Cannes 71 - Un affare di famiglia, la recensione
Una famiglia che non è una famiglia, frutto di piccoli rapimenti e crimini si ama meglio di altre, Un affare di famiglia non giudica ma partecipa
Un affare di famiglia è così tranquillo e a suo agio nelle proprie contraddizioni, che si ha l’impressione ci sia stata una furiosa litigata in fase di produzione tra regia e sceneggiatura. Sembra cioè che lo sceneggiatore avesse una certa idea riguardo i personaggi e abbia scritto un film che li condanna per le loro azioni, i loro furti e le loro bugie, mentre il regista, per nulla d’accordo, non potendo toccare la sceneggiatura l’abbia girata con sguardo opposto.
Non appena il padre e il figlio che aprono il film rubando nei negozi individuano una bambina maltrattata in una famiglia difficile e la rapiscono con gentilezza, per il suo bene e per il loro affetto, è subito chiaro che le regole che il film vuole seguire non sono le stesse che seguirà la legge. Del resto Kore-Eda non ha nemmeno mai voluto seguire le regole della solita narrazione e anche qui ribalta costantemente gli ordini di importanza degli eventi. Vediamo in pochi secondi passaggi determinanti, come per l’appunto un rapimento o un licenziamento e addirittura altri cruciali vengono saltati. Al contrario poi passiamo quasi tutto il tempo a vivere la realtà quotidiana di questa famiglia in cui non esistono legami di sangue, formata a caso, che conta anche una zia, una mamma e una nonna, tutta chiusa in una casa piccola e caotica di nascosto dal mondo e al di fuori da ogni regola, che tuttavia sembra un vero esempio per tutti.
Perché non è un film anarchico Un affare di famiglia. Le regole della nostra società non sono sbagliate, questo Kore-Eda mostra di averlo ben chiaro, eppure tramite la sua arma principale (dialoghi brevi ed incisivi) riesce a mostrare come alle volte le situazioni non siano come è facile immaginare se ci si ferma ai fatti.
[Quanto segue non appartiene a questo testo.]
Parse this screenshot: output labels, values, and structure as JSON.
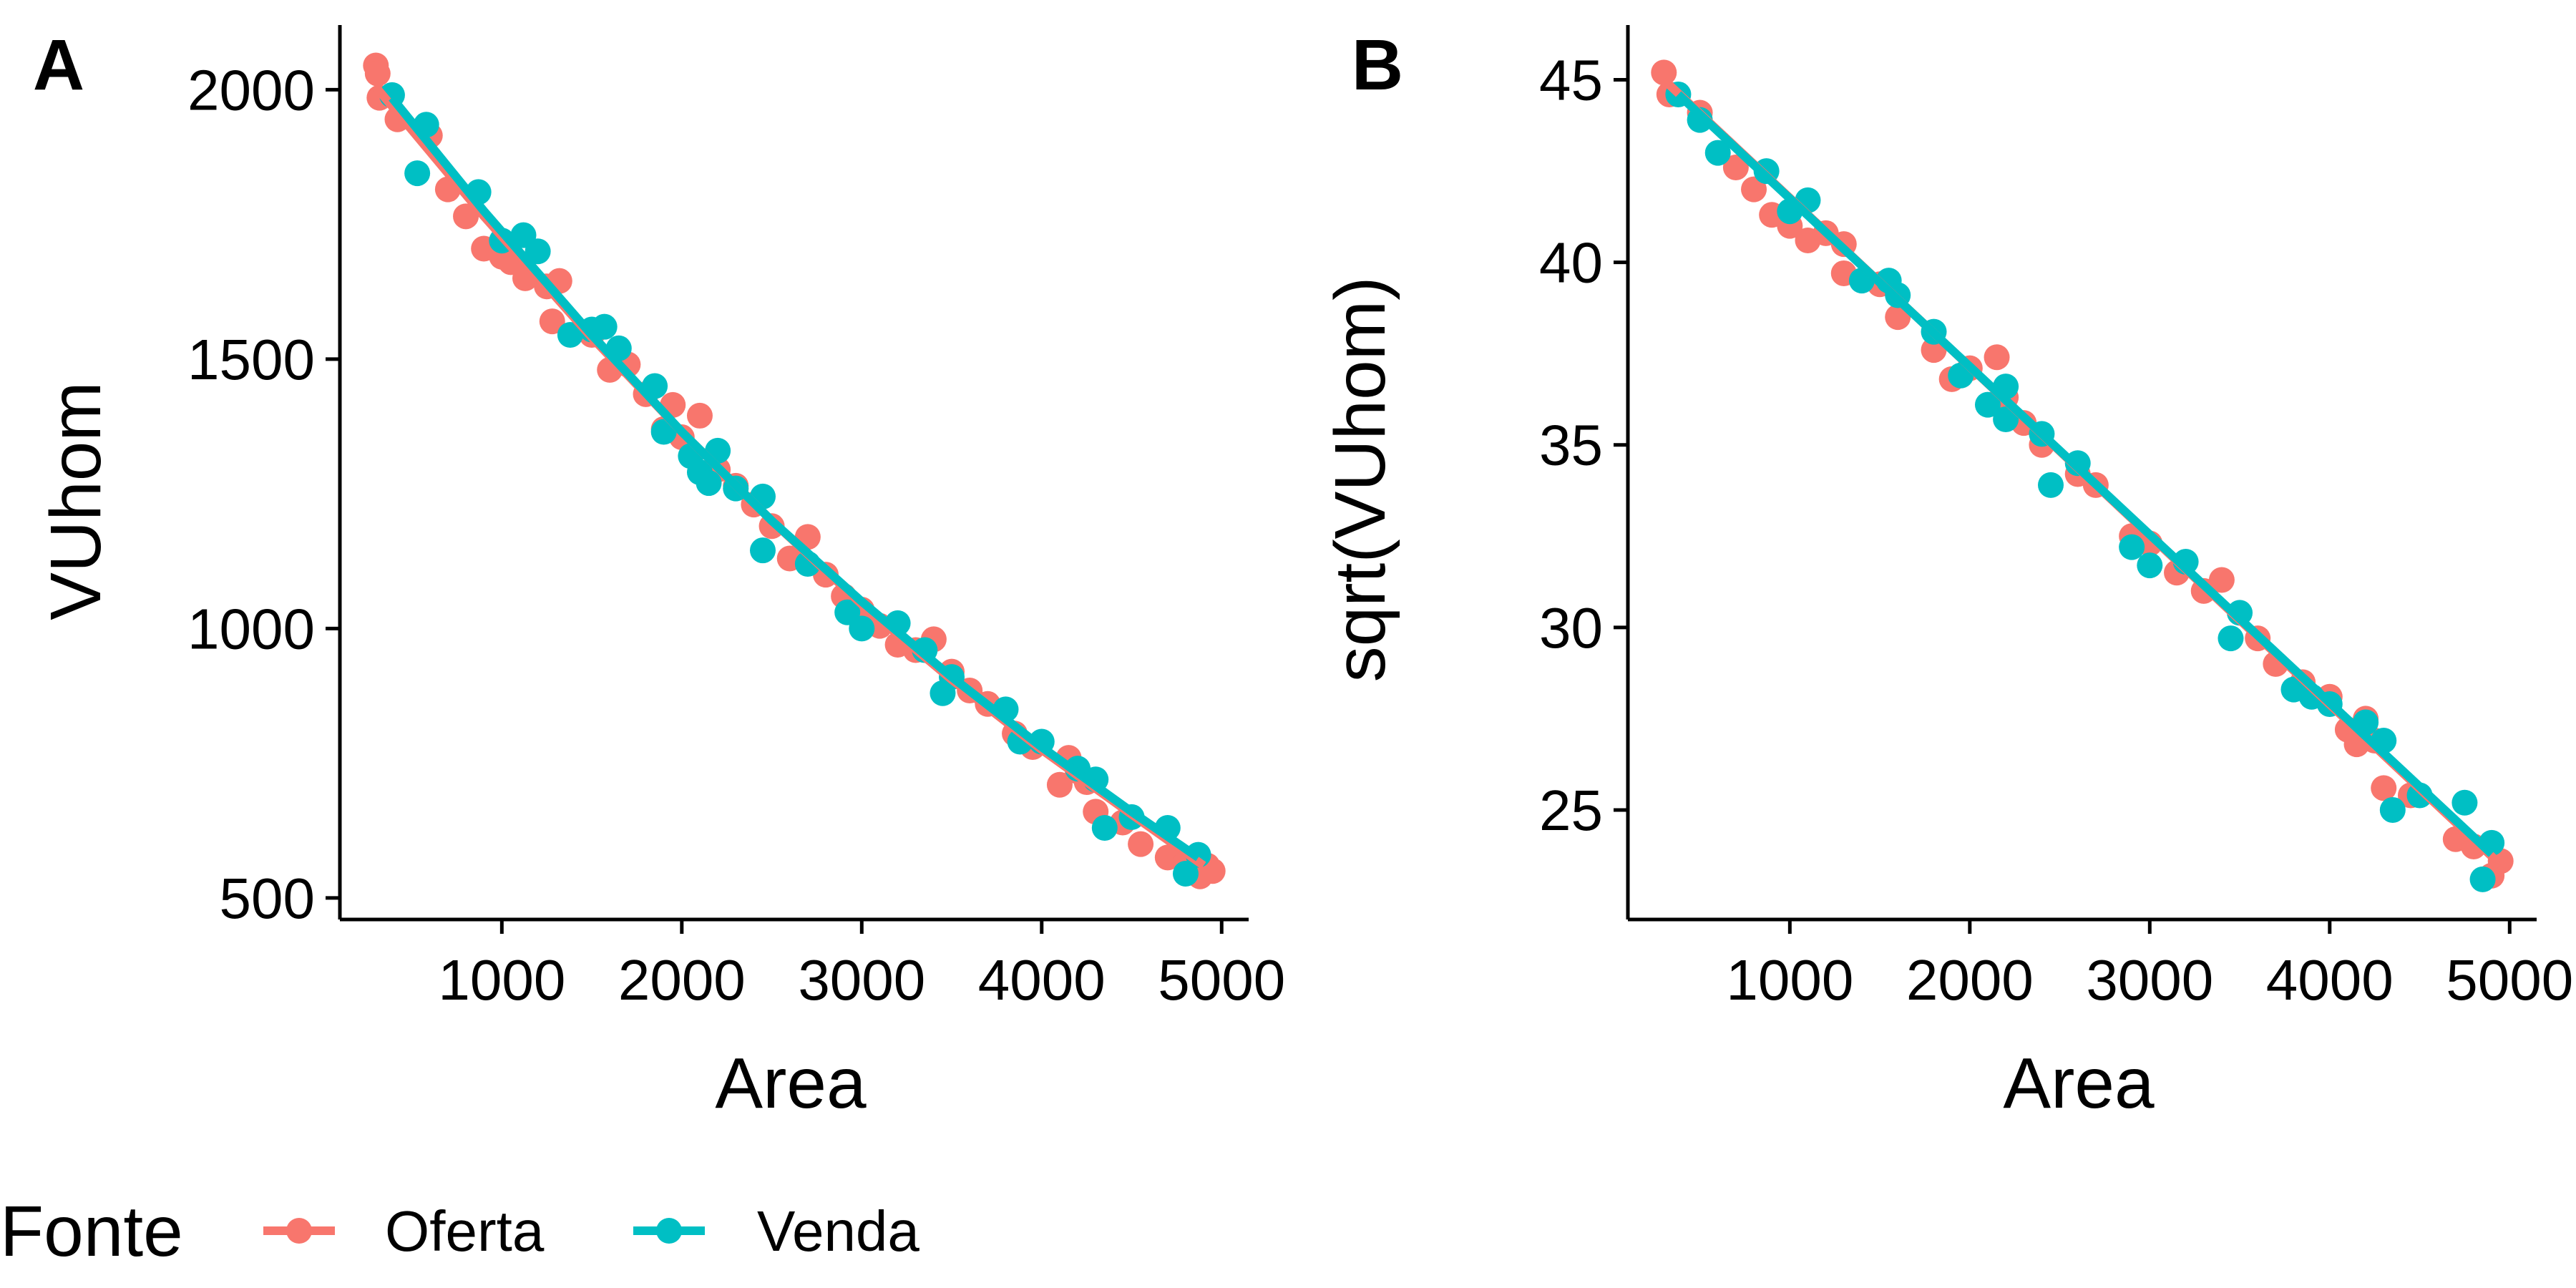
{
  "colors": {
    "Oferta": "#F8766D",
    "Venda": "#00BFC4"
  },
  "legend": {
    "title": "Fonte",
    "items": [
      {
        "name": "Oferta",
        "color": "#F8766D"
      },
      {
        "name": "Venda",
        "color": "#00BFC4"
      }
    ]
  },
  "chart_data": [
    {
      "type": "scatter",
      "tag": "A",
      "xlabel": "Area",
      "ylabel": "VUhom",
      "xlim": [
        100,
        5150
      ],
      "ylim": [
        460,
        2120
      ],
      "xticks": [
        1000,
        2000,
        3000,
        4000,
        5000
      ],
      "yticks": [
        500,
        1000,
        1500,
        2000
      ],
      "grid": false,
      "legend": "bottom",
      "series": [
        {
          "name": "Oferta",
          "color": "#F8766D",
          "points": [
            [
              300,
              2045
            ],
            [
              310,
              2030
            ],
            [
              320,
              1985
            ],
            [
              420,
              1945
            ],
            [
              600,
              1915
            ],
            [
              700,
              1815
            ],
            [
              800,
              1765
            ],
            [
              900,
              1705
            ],
            [
              1000,
              1690
            ],
            [
              1050,
              1680
            ],
            [
              1130,
              1650
            ],
            [
              1250,
              1635
            ],
            [
              1320,
              1645
            ],
            [
              1280,
              1570
            ],
            [
              1500,
              1545
            ],
            [
              1600,
              1480
            ],
            [
              1700,
              1490
            ],
            [
              1800,
              1435
            ],
            [
              1900,
              1370
            ],
            [
              1950,
              1415
            ],
            [
              2000,
              1355
            ],
            [
              2100,
              1395
            ],
            [
              2200,
              1295
            ],
            [
              2300,
              1265
            ],
            [
              2400,
              1230
            ],
            [
              2500,
              1190
            ],
            [
              2600,
              1130
            ],
            [
              2700,
              1170
            ],
            [
              2800,
              1100
            ],
            [
              2900,
              1060
            ],
            [
              3000,
              1035
            ],
            [
              3100,
              1005
            ],
            [
              3200,
              970
            ],
            [
              3300,
              960
            ],
            [
              3400,
              980
            ],
            [
              3500,
              920
            ],
            [
              3600,
              885
            ],
            [
              3700,
              860
            ],
            [
              3850,
              805
            ],
            [
              3950,
              780
            ],
            [
              4100,
              710
            ],
            [
              4150,
              760
            ],
            [
              4200,
              735
            ],
            [
              4250,
              715
            ],
            [
              4300,
              660
            ],
            [
              4450,
              640
            ],
            [
              4550,
              600
            ],
            [
              4700,
              575
            ],
            [
              4800,
              565
            ],
            [
              4880,
              540
            ],
            [
              4920,
              560
            ],
            [
              4950,
              550
            ]
          ]
        },
        {
          "name": "Venda",
          "color": "#00BFC4",
          "points": [
            [
              390,
              1990
            ],
            [
              580,
              1935
            ],
            [
              530,
              1845
            ],
            [
              870,
              1810
            ],
            [
              1000,
              1720
            ],
            [
              1120,
              1730
            ],
            [
              1200,
              1700
            ],
            [
              1380,
              1545
            ],
            [
              1500,
              1555
            ],
            [
              1570,
              1560
            ],
            [
              1650,
              1520
            ],
            [
              1850,
              1450
            ],
            [
              1900,
              1365
            ],
            [
              2050,
              1320
            ],
            [
              2100,
              1290
            ],
            [
              2150,
              1270
            ],
            [
              2200,
              1330
            ],
            [
              2300,
              1260
            ],
            [
              2450,
              1245
            ],
            [
              2450,
              1145
            ],
            [
              2700,
              1120
            ],
            [
              2920,
              1030
            ],
            [
              3000,
              1000
            ],
            [
              3200,
              1010
            ],
            [
              3350,
              960
            ],
            [
              3450,
              880
            ],
            [
              3500,
              910
            ],
            [
              3800,
              850
            ],
            [
              3880,
              790
            ],
            [
              4000,
              790
            ],
            [
              4200,
              740
            ],
            [
              4300,
              720
            ],
            [
              4350,
              630
            ],
            [
              4500,
              650
            ],
            [
              4700,
              630
            ],
            [
              4800,
              545
            ],
            [
              4870,
              580
            ]
          ]
        }
      ],
      "fit_lines": [
        {
          "name": "Oferta",
          "x": [
            300,
            900,
            1500,
            2000,
            2500,
            3000,
            3500,
            4000,
            4500,
            4900
          ],
          "y": [
            2005,
            1765,
            1540,
            1365,
            1200,
            1045,
            905,
            775,
            655,
            560
          ]
        },
        {
          "name": "Venda",
          "x": [
            390,
            900,
            1500,
            2000,
            2500,
            3000,
            3500,
            4000,
            4500,
            4870
          ],
          "y": [
            1985,
            1775,
            1545,
            1365,
            1200,
            1050,
            910,
            780,
            660,
            575
          ]
        }
      ]
    },
    {
      "type": "scatter",
      "tag": "B",
      "xlabel": "Area",
      "ylabel": "sqrt(VUhom)",
      "xlim": [
        100,
        5150
      ],
      "ylim": [
        22.0,
        46.5
      ],
      "xticks": [
        1000,
        2000,
        3000,
        4000,
        5000
      ],
      "yticks": [
        25,
        30,
        35,
        40,
        45
      ],
      "grid": false,
      "legend": "bottom",
      "series": [
        {
          "name": "Oferta",
          "color": "#F8766D",
          "points": [
            [
              300,
              45.2
            ],
            [
              330,
              44.6
            ],
            [
              500,
              44.1
            ],
            [
              700,
              42.6
            ],
            [
              800,
              42.0
            ],
            [
              900,
              41.3
            ],
            [
              1000,
              41.0
            ],
            [
              1100,
              40.6
            ],
            [
              1200,
              40.8
            ],
            [
              1300,
              40.5
            ],
            [
              1300,
              39.7
            ],
            [
              1500,
              39.4
            ],
            [
              1600,
              38.5
            ],
            [
              1800,
              37.6
            ],
            [
              1900,
              36.8
            ],
            [
              2000,
              37.1
            ],
            [
              2150,
              37.4
            ],
            [
              2200,
              36.3
            ],
            [
              2300,
              35.6
            ],
            [
              2400,
              35.0
            ],
            [
              2600,
              34.2
            ],
            [
              2700,
              33.9
            ],
            [
              2900,
              32.5
            ],
            [
              3000,
              32.3
            ],
            [
              3150,
              31.5
            ],
            [
              3300,
              31.0
            ],
            [
              3400,
              31.3
            ],
            [
              3600,
              29.7
            ],
            [
              3700,
              29.0
            ],
            [
              3850,
              28.5
            ],
            [
              4000,
              28.1
            ],
            [
              4100,
              27.2
            ],
            [
              4150,
              26.8
            ],
            [
              4200,
              27.5
            ],
            [
              4250,
              26.9
            ],
            [
              4300,
              25.6
            ],
            [
              4450,
              25.4
            ],
            [
              4700,
              24.2
            ],
            [
              4800,
              24.0
            ],
            [
              4900,
              23.2
            ],
            [
              4950,
              23.6
            ]
          ]
        },
        {
          "name": "Venda",
          "color": "#00BFC4",
          "points": [
            [
              380,
              44.6
            ],
            [
              500,
              43.9
            ],
            [
              600,
              43.0
            ],
            [
              870,
              42.5
            ],
            [
              1000,
              41.4
            ],
            [
              1100,
              41.7
            ],
            [
              1400,
              39.5
            ],
            [
              1550,
              39.5
            ],
            [
              1600,
              39.1
            ],
            [
              1800,
              38.1
            ],
            [
              1950,
              36.9
            ],
            [
              2100,
              36.1
            ],
            [
              2200,
              36.6
            ],
            [
              2200,
              35.7
            ],
            [
              2400,
              35.3
            ],
            [
              2450,
              33.9
            ],
            [
              2600,
              34.5
            ],
            [
              2900,
              32.2
            ],
            [
              3000,
              31.7
            ],
            [
              3200,
              31.8
            ],
            [
              3450,
              29.7
            ],
            [
              3500,
              30.4
            ],
            [
              3800,
              28.3
            ],
            [
              3900,
              28.1
            ],
            [
              4000,
              27.9
            ],
            [
              4200,
              27.4
            ],
            [
              4300,
              26.9
            ],
            [
              4350,
              25.0
            ],
            [
              4500,
              25.4
            ],
            [
              4750,
              25.2
            ],
            [
              4850,
              23.1
            ],
            [
              4900,
              24.1
            ]
          ]
        }
      ],
      "fit_lines": [
        {
          "name": "Oferta",
          "x": [
            300,
            4950
          ],
          "y": [
            45.0,
            23.5
          ]
        },
        {
          "name": "Venda",
          "x": [
            380,
            4900
          ],
          "y": [
            44.6,
            23.8
          ]
        }
      ]
    }
  ]
}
Alle volte l’arte conosce verità che alla legge rimarranno per sempre ignote. Questo Un affare di famiglia non lo spiega, lo impone sentimentalmente, finendo per essere un esercizio di comprensione dell’altro dotato di un’emotività così esplosiva, comunicata con tale economia di gesti e parole, che al cinema non si vedeva almeno dal dopoguerra.